Torsten Wefers, Liège’s VP sales & marketing, said the airport continued to perform very well in the second quarter and the outlook for the coming months was positive. However, he did not elaborate on the specific factors that explained the strong growth in traffic.
He told The Loadstar: “LGG is clearly benefiting from a diversified sales and marketing strategy, and its unique cargo-only approach, including the recent launch of the new “Cargoland” branding.
“The growth is based on both attracting new cargo airlines & forwarders to LGG (“hunting”) and the “farming” with existing strategic partners from the growing LGG cargo community.
“Next to the historical strong lanes from mainland China & Hong Kong to Liege, we also saw strong growth number on nearly all export lanes and intra-European traffic,” he added.
As an established hub for ecommerce, there is speculation that volumes from China into the airport could have swelled in recent months as a result of the new de minimis rules coming into effect in the US, which has led to volumes being diverted to Europe.
Mr Wefers explained: “We registered a stable monthly double-digit growth in this vertical in H1, but indeed a further increase in the month of May has been reported.”
The airport said despite the climate of uncertainty, with threats of customs tariffs, the depreciation in the US dollar, the unrest in the Middle East, and a highly unstable geopolitical context in general, it was “not facing any weakness in its growing business, and in particular in the trade relations with the US.”
It pointed to a year-on-year increase of 34.5% in import and export traffic between Liège and the US in the first six months of the year.
The airport added that it continued to attract more airlines and logistics companies that were generating cargo which spans ecommerce, pharma, perishables, and express verticals. Liege Airport is forecasting double-digit growth for the full year 2025, with a strong Q4 result, it added.
Liege has also seen growth in traffic destined for war zones. Belgian media reported at the end of last month that the public prosecutor’s office in Liège had opened an investigation amid suspicions that FedEx shipped parts for F-35 jets through LGG bound for Israel, despite such activity being forbidden by the Wallonia regional authority. FedEx denies any wrongdoing.
The shipments, sent by US defence firm Lockheed Martin, were destined for the Israeli military base of Nevatim in the Negev desert. This strategic facility serves as a departure point for Israeli F-35 fighter jets carrying out bombing raids on Gaza.

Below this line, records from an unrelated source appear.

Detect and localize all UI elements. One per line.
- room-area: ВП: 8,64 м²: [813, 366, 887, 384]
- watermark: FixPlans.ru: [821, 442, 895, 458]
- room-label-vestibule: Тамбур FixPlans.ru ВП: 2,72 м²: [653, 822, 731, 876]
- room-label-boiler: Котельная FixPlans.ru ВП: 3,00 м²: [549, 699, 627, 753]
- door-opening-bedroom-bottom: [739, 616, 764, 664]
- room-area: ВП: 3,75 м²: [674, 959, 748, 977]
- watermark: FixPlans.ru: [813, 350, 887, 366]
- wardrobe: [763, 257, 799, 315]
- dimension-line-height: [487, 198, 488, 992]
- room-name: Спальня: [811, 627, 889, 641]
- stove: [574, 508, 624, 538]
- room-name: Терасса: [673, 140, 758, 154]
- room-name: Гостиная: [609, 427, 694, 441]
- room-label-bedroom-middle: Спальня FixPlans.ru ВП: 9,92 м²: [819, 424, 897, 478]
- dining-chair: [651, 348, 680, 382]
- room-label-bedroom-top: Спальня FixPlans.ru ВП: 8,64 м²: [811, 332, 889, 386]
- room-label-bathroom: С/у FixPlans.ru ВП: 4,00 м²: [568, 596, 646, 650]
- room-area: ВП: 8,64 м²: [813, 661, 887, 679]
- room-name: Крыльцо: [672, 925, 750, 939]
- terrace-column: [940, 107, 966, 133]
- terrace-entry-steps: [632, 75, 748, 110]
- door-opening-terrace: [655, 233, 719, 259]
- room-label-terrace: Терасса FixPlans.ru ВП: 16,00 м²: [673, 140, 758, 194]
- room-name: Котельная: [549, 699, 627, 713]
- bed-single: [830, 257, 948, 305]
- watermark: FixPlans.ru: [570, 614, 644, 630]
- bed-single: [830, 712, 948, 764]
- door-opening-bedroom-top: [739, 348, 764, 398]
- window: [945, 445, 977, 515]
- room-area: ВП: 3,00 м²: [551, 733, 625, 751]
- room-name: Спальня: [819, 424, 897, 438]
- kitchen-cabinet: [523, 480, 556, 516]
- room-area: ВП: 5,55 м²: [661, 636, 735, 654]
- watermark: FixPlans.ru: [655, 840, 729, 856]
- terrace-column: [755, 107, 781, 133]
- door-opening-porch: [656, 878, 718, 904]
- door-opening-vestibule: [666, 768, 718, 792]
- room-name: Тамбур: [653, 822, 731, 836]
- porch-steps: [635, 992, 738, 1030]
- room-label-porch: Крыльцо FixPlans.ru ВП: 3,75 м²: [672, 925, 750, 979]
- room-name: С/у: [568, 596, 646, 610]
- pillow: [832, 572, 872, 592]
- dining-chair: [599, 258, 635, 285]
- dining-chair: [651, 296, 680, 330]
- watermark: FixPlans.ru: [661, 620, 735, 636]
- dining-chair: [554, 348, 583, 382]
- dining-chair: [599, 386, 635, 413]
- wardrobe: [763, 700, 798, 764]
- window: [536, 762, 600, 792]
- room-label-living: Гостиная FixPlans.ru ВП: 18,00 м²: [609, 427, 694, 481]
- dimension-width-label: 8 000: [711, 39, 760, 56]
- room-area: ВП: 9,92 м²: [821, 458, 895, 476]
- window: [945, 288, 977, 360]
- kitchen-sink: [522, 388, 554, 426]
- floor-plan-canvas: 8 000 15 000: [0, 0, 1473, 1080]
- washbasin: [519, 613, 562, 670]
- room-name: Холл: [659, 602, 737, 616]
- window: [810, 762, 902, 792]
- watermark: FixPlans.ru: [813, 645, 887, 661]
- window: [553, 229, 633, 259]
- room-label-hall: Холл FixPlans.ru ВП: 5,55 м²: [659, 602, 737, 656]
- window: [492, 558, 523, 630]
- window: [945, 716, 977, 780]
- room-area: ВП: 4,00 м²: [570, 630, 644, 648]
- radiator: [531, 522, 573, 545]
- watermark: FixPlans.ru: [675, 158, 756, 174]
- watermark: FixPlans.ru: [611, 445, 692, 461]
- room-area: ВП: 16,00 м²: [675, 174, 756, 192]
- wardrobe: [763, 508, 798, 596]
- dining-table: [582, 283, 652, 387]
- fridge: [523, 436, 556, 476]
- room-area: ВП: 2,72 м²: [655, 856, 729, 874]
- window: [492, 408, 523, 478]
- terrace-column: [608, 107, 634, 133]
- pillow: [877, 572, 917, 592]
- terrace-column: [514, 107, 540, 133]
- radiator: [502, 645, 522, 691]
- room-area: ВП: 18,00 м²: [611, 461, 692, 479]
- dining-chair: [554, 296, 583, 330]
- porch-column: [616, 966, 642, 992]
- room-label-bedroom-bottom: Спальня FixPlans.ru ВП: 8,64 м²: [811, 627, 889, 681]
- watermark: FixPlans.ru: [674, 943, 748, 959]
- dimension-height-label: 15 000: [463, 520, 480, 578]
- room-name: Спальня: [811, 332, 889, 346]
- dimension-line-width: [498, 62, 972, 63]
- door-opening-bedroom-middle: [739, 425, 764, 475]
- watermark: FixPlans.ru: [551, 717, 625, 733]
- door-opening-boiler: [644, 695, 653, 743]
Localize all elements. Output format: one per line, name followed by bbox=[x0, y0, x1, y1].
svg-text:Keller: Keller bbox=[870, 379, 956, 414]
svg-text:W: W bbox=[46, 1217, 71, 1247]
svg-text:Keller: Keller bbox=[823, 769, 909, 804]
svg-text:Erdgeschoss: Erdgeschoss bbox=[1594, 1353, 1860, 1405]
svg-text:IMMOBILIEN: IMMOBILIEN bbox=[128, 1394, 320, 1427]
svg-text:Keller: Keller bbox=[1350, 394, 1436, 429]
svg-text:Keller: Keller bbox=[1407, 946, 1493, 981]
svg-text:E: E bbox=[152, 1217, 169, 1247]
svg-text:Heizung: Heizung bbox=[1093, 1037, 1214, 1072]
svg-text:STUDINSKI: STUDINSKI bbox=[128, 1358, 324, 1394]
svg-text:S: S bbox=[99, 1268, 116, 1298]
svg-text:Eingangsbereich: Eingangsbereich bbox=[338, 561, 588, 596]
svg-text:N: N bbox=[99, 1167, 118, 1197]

Liege has traditionally been a base for armaments, and is also the hub for Israel-owned carrier Challenge.
Meanwhile, Frankfurt, Europe’s leading air cargo hub, and Amsterdam Schiphol remain firmly in the doldrums.
The latest figures from the German airport show traffic slipped by 2.3% year on year in June, to 174,262 tonnes, and was unchanged for the first six months of the year, at 1 million tonnes.
The most recent data from Amsterdam Schiphol revealed a slight rise in cargo traffic in May (+0.2%) and a decline of 5.3% on the first five months of the year, compared with the same period in 2024.
No one could be reached at either Frankfurt or Amsterdam when approached by The Loadstar for comment. However, Schiphol recently advertised spare slots available over the summer, suggesting it hoped to recapture some of the lost traffic.
A good deal of scepticism has been expressed as to whether all-cargo airports can be anything more than ‘secondary’ to the major ‘mixed’ passenger + freight air hubs. However, in a recent interview in the Belgian media, the CEO of LGG, Laurent Jossart, underlined how the airport was breaking the mould.
He quoted figures showing Liège as Europe’s fastest-growing airport for cargo between 2018 and 2024 (+34%). This, despite the loss of around 200,000 tonnes annually as a result of FedEx downsizing its activities at the airport from 2021, and the disappearance of a further 100,000 tonnes annually when AirBridgeCargo withdrew its services in early 2022, following Russia’s invasion of Ukraine.
It compared with a decline in cargo traffic at Frankfurt between 2018 and 2024 of 8%, while tonnage also decreased at Paris-CDG (-0.1%) and Amsterdam (-14.5%).
Mr Jossart added that Liège was eyeing a top three position among European airports for cargo, joining Frankfurt and Paris on the podium, and unveiled plans to double both cargo volumes and parking positions for freighter aircraft, but did not disclose a timeframe.